Glossary
Directed Energy Deposition
Directed Energy Deposition is a broader additive manufacturing family where focused thermal energy fuses material as it is deposited.
Practical Meaning
DED is useful language when comparing process families. It helps separate laser-based LMD, wire-fed systems, powder-fed systems, repair routes, and cladding routes from powder-bed processes.
Technical Context
DED process behavior depends on heat input, material delivery, bead geometry, overlap, thermal accumulation, path strategy, shielding, base material, and inspection requirements.
When It Is Used
DED is often discussed for repair, cladding, feature addition, large-part manufacturing, hybrid manufacturing, and near-net-shape build work.
When It May Not Fit
DED may not fit small complex parts with internal channels, very fine lattice detail, or cases where powder-bed geometry freedom is the main requirement.

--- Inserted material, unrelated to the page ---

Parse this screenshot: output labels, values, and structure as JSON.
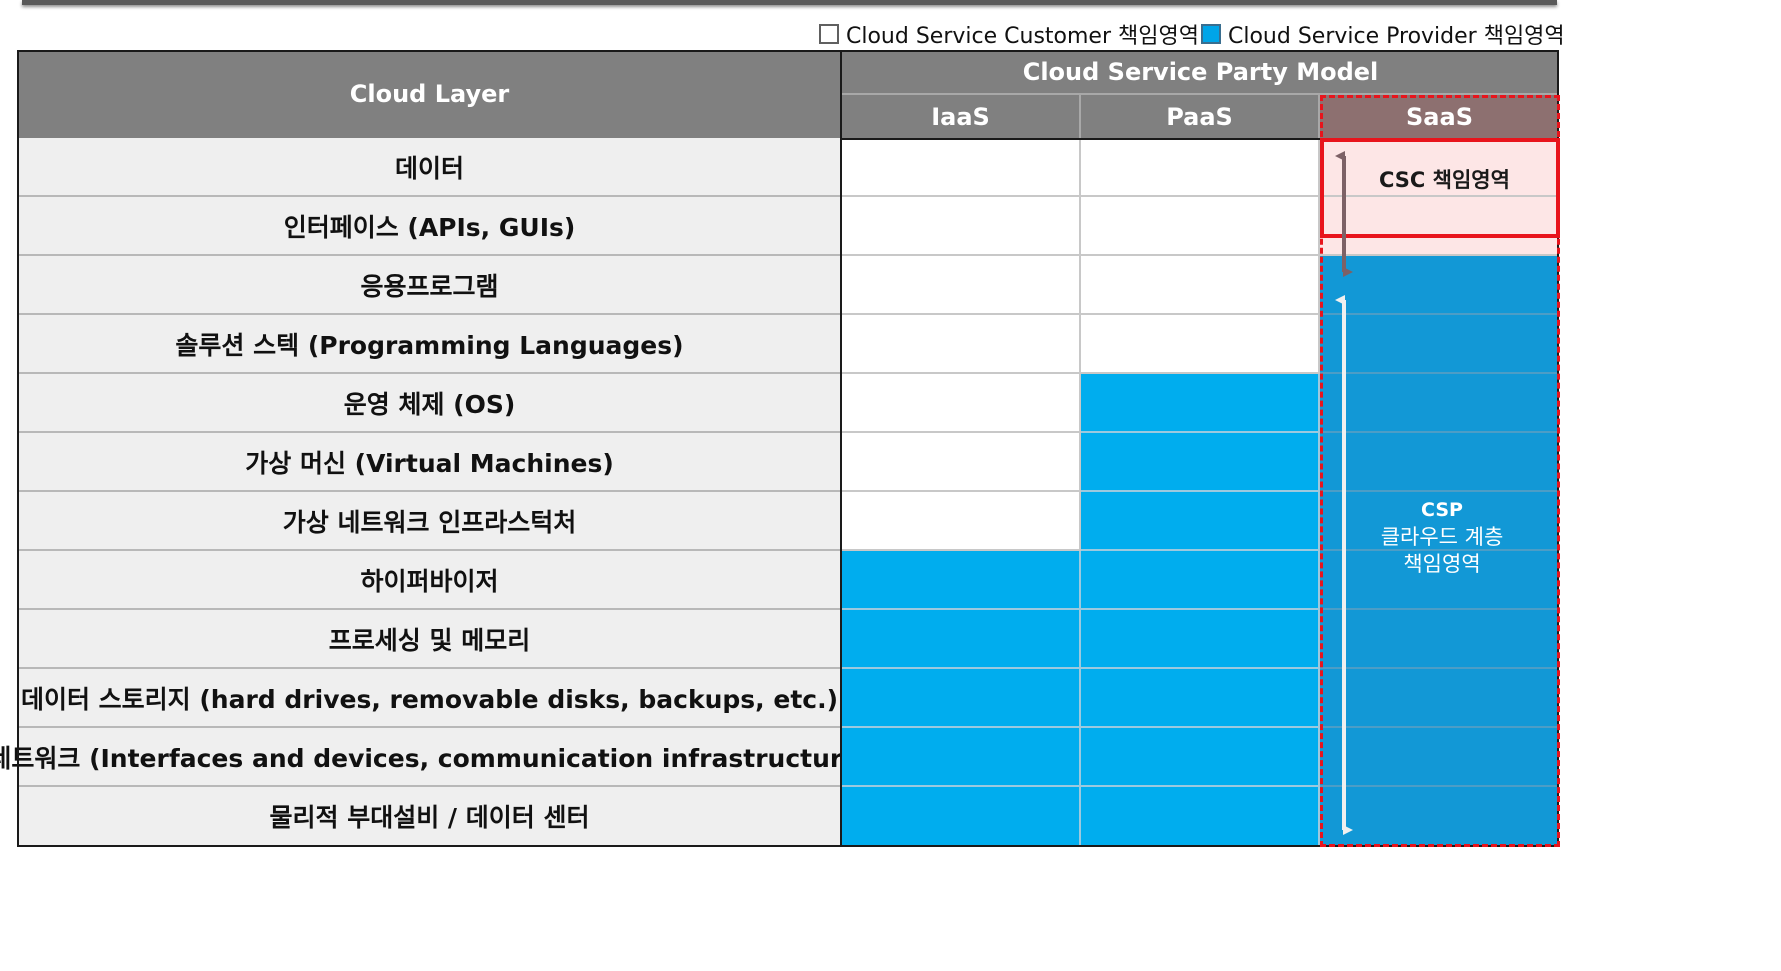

AI and Process-Monitoring Relevance
AI support for DED should be route-specific. A powder-fed laser DED workflow, a wire-fed DED workflow, and a powder-bed workflow do not produce the same data or evidence needs.
Related Terms
Related terms include Laser Metal Deposition, DED-LB/M, laser cladding, powder-fed DED, wire-fed DED, LPBF, SLM, and hybrid manufacturing.
FAQ
Common DED questions
Is DED a single process?
No. DED is a process family. Energy source, feedstock, shielding, machine motion, and control approach can vary.
How is LMD related to DED?
LMD is commonly treated as a laser-based DED route. Standards language may use DED-LB/M for laser beam DED with metallic feedstock.
Can DED use powder or wire?
Yes. DED systems can use powder or wire feedstock depending on process route and machine design.
When is DED useful?
DED is useful when local material addition, repair, cladding, large parts, feature addition, or hybrid manufacturing are more relevant than powder-bed design freedom.